Fast forward six months. Balls are flying all over the place. My phone rings. It’s Teresa. I don’t pick up as I am on my way to meet my boyfriend of 2 weeks and don’t have time to talk. So I let it go to voice mail. “Will here the message later,” I murmur to myself. Five minutes later, I receive to emails: one from an event organizer and another from a website owner, and they both want me to contribute to their projects.
“Shit”! I shout, “I haven’t posted on LoveSujeiry.com today!” When will I find the time? After my date with my boyfriend? On my way there? Yes, on my way there.

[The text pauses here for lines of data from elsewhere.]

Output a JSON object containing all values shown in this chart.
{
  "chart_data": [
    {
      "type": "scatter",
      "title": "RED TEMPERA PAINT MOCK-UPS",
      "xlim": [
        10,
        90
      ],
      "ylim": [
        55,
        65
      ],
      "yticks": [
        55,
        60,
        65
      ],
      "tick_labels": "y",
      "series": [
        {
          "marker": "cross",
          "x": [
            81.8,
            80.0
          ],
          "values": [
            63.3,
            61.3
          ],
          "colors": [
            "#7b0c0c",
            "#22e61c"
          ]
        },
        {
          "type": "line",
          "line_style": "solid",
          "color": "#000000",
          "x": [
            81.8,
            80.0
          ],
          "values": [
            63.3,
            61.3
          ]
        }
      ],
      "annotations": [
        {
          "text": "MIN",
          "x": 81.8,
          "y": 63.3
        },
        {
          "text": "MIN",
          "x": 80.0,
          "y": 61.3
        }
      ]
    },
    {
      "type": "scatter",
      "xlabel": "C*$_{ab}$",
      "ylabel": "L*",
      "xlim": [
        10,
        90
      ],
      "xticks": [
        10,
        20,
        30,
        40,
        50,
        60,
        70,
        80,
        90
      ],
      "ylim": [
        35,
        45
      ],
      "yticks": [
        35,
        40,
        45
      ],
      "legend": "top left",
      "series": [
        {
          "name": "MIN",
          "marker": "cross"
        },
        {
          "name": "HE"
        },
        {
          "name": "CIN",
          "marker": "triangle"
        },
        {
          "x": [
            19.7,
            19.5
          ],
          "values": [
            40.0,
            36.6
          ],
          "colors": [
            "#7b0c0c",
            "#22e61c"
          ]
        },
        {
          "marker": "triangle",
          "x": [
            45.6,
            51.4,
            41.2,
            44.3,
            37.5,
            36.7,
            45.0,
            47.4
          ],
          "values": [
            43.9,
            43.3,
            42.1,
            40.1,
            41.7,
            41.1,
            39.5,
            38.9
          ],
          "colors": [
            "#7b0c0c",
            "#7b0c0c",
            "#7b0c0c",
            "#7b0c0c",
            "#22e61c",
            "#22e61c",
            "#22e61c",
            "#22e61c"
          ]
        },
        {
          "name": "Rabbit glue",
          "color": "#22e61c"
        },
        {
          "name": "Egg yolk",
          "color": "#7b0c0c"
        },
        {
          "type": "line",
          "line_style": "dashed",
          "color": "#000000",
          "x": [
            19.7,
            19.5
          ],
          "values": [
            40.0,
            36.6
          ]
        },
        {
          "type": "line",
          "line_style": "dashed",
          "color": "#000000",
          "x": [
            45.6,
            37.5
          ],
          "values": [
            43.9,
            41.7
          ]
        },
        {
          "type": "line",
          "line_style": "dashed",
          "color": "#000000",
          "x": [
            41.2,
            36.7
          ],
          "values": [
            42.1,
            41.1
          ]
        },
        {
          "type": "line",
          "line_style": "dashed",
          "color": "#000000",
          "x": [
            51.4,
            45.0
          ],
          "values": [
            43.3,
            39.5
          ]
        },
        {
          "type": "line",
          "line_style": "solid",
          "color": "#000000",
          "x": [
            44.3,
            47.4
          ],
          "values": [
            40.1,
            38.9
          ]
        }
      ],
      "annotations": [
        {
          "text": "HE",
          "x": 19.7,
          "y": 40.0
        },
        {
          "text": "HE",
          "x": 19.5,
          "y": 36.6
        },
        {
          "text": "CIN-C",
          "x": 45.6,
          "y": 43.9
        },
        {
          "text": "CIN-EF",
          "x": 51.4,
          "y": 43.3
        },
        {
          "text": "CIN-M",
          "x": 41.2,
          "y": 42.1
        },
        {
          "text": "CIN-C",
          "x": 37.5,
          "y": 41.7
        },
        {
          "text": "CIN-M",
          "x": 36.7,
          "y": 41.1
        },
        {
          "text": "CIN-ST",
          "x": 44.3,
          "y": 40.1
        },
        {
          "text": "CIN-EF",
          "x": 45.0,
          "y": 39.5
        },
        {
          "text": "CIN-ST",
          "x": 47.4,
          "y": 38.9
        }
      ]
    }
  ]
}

I reach for my iPhone and open a new Google Doc. Tap, tap, tap, tap, tap. This story begins to form. My phone beeps again, interrupting my flow. It’s my sister, Adayna. Not now, I think. I press “ignore” and go back to this piece. Off the train now, I cross the street, barely eying incoming traffic as I am solely focused on getting this piece done so I can then email the promoter and web developer…and call my sister and Teresa back, and apologize for putting Teresa on hold last time we spoke. And get to my boyfriend so we can have a wonderful, romantical time!

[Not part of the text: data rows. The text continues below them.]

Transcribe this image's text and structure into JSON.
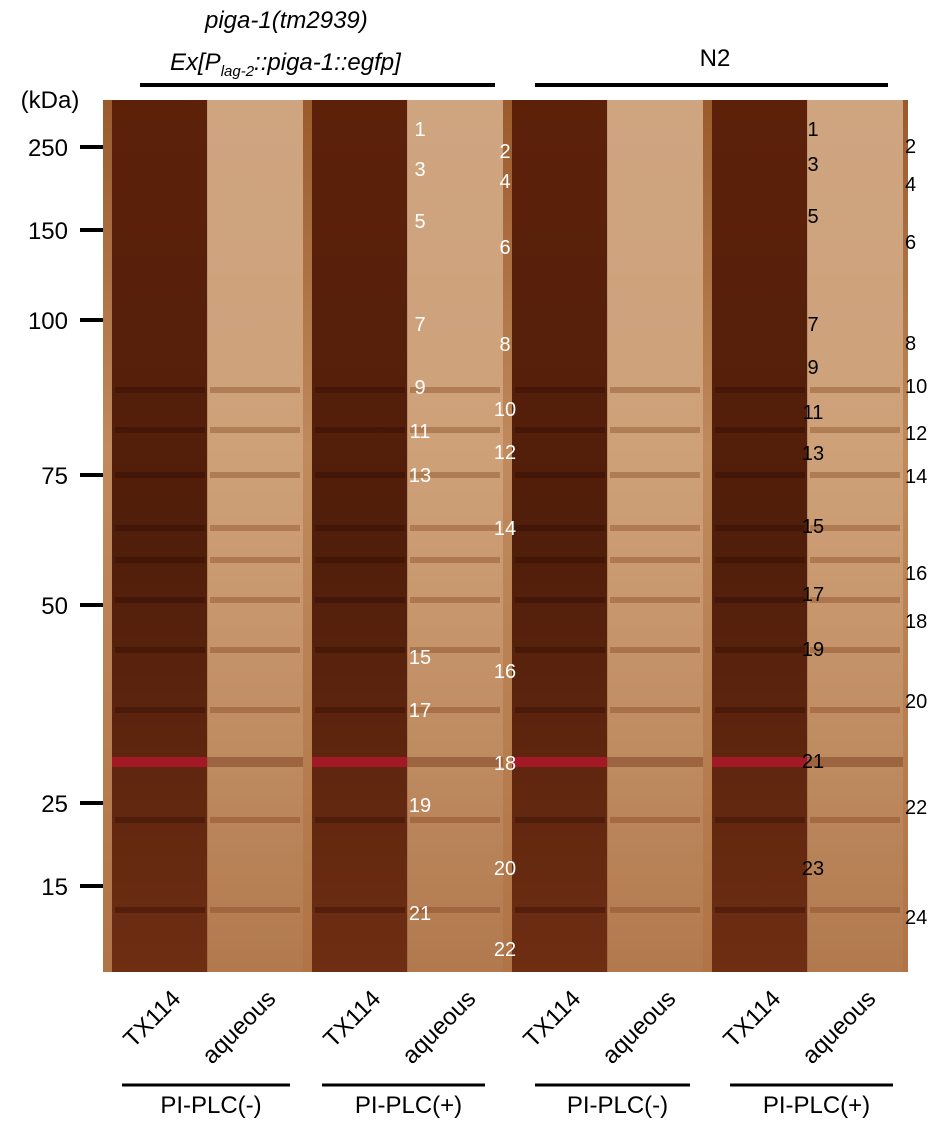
{
  "header": {
    "left_line1": "piga-1(tm2939)",
    "left_line2_a": "Ex[P",
    "left_line2_sub": "lag-2",
    "left_line2_b": "::piga-1::egfp]",
    "right": "N2"
  },
  "marker_unit": "(kDa)",
  "markers": [
    250,
    150,
    100,
    75,
    50,
    25,
    15
  ],
  "bands_left": [
    1,
    2,
    3,
    4,
    5,
    6,
    7,
    8,
    9,
    10,
    11,
    12,
    13,
    14,
    15,
    16,
    17,
    18,
    19,
    20,
    21,
    22
  ],
  "bands_right": [
    1,
    2,
    3,
    4,
    5,
    6,
    7,
    8,
    9,
    10,
    11,
    12,
    13,
    14,
    15,
    16,
    17,
    18,
    19,
    20,
    21,
    22,
    23,
    24
  ],
  "lanes": [
    "TX114",
    "aqueous",
    "TX114",
    "aqueous",
    "TX114",
    "aqueous",
    "TX114",
    "aqueous"
  ],
  "groups": [
    "PI-PLC(-)",
    "PI-PLC(+)",
    "PI-PLC(-)",
    "PI-PLC(+)"
  ]
}
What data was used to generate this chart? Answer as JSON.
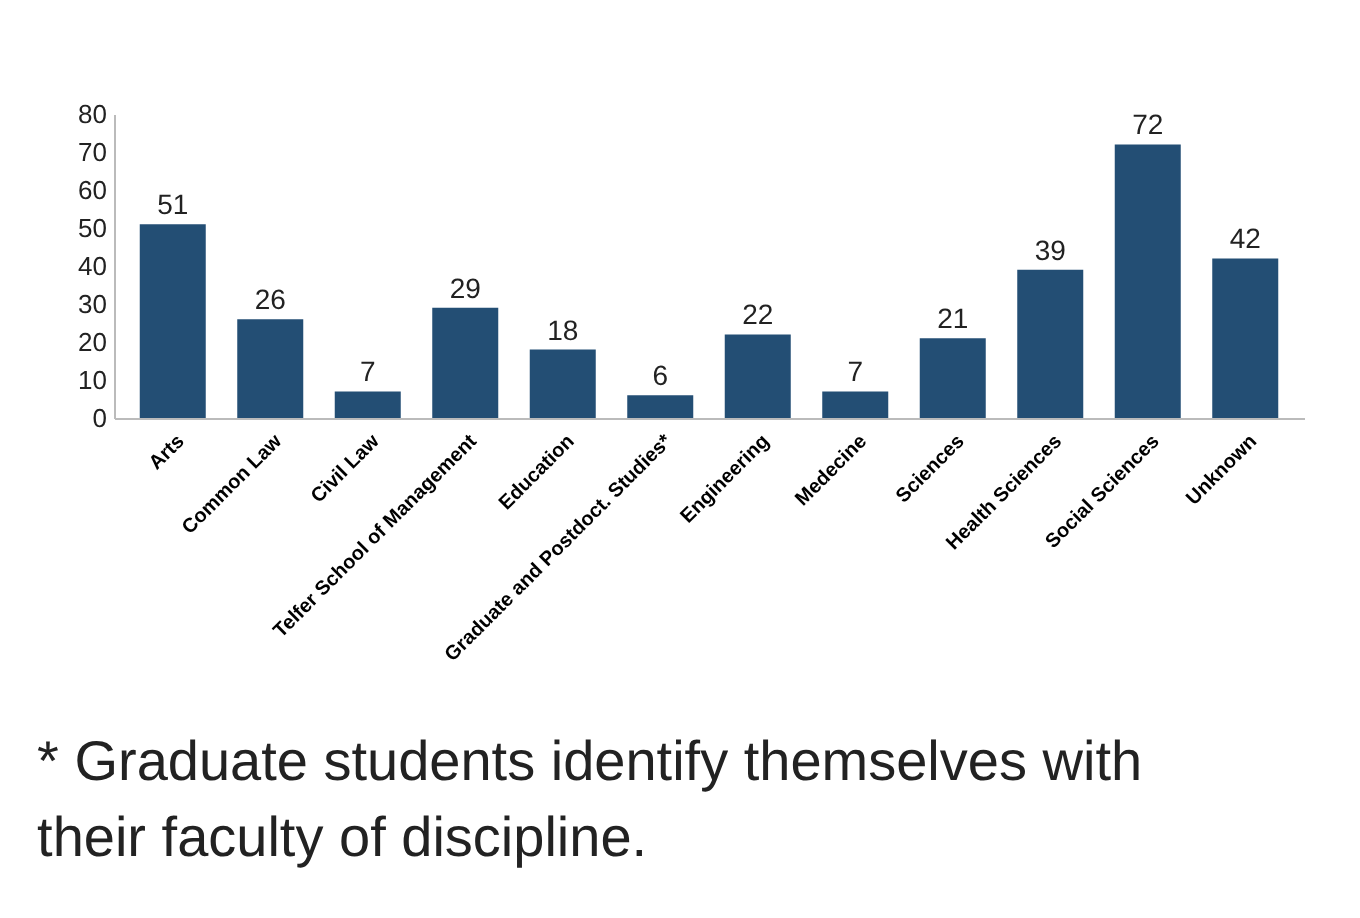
{
  "chart_data": {
    "type": "bar",
    "categories": [
      "Arts",
      "Common Law",
      "Civil Law",
      "Telfer School of Management",
      "Education",
      "Graduate and Postdoct. Studies*",
      "Engineering",
      "Medecine",
      "Sciences",
      "Health Sciences",
      "Social Sciences",
      "Unknown"
    ],
    "values": [
      51,
      26,
      7,
      29,
      18,
      6,
      22,
      7,
      21,
      39,
      72,
      42
    ],
    "color": "#234e74",
    "ylim": [
      0,
      80
    ],
    "yticks": [
      0,
      10,
      20,
      30,
      40,
      50,
      60,
      70,
      80
    ],
    "grid": false,
    "data_labels": true,
    "annotations": [
      "* Graduate students identify themselves with their  faculty of discipline."
    ]
  }
}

Then it hits me: I’m an adult. This is what adulting looks like. Work, family, friends, love – and if you’re anything like me – three million creative projects to complete. How can anyone balance it all?
My brows furrow as I pick up the pace to meet my boyfriend. My brain races, planning a to-do list. I can do this.
- Compose the emails on the train ride home. As soon as I’m above ground, press send!
- Call Teresa tomorrow after work when I am home.
- Call my sister in the morning when she’s at the breast-pumping station at work. She has all the time in the world!
- Talk to my boyfriend about needing a day or two for ME and my social life. This way I don’t neglect my friends and family.
- Spend time with my boyfriend and my friends and family at the same time. That way everybody gets their Sujeiry time!
With mental checklist complete, I begin to relax. Two blocks later, I am face to face with my boyfriend. He is all smiles; I beam. Our connection reminds me that being happy is what matters.
But, can I be happy without my friends, family and work? Of course not. So I have to balance it all. I am confident that I can and I will. All it takes is a little juggling and a lot of understanding. Some balls may hit me in the eye causing me to stumble, but that’s okay as long as I try. I get that now. And so I apologize in advance to the friends who walk back and forth, pacing as they await my call. I am sorry for your feelings of boredom and loneliness, and that I don’t have as much time for you as I used to. I’ll never do that to my friends, I once vowed. I’ll find a way to balance it all, I once promised. Unfortunately I am not a professional juggler. At least not yet.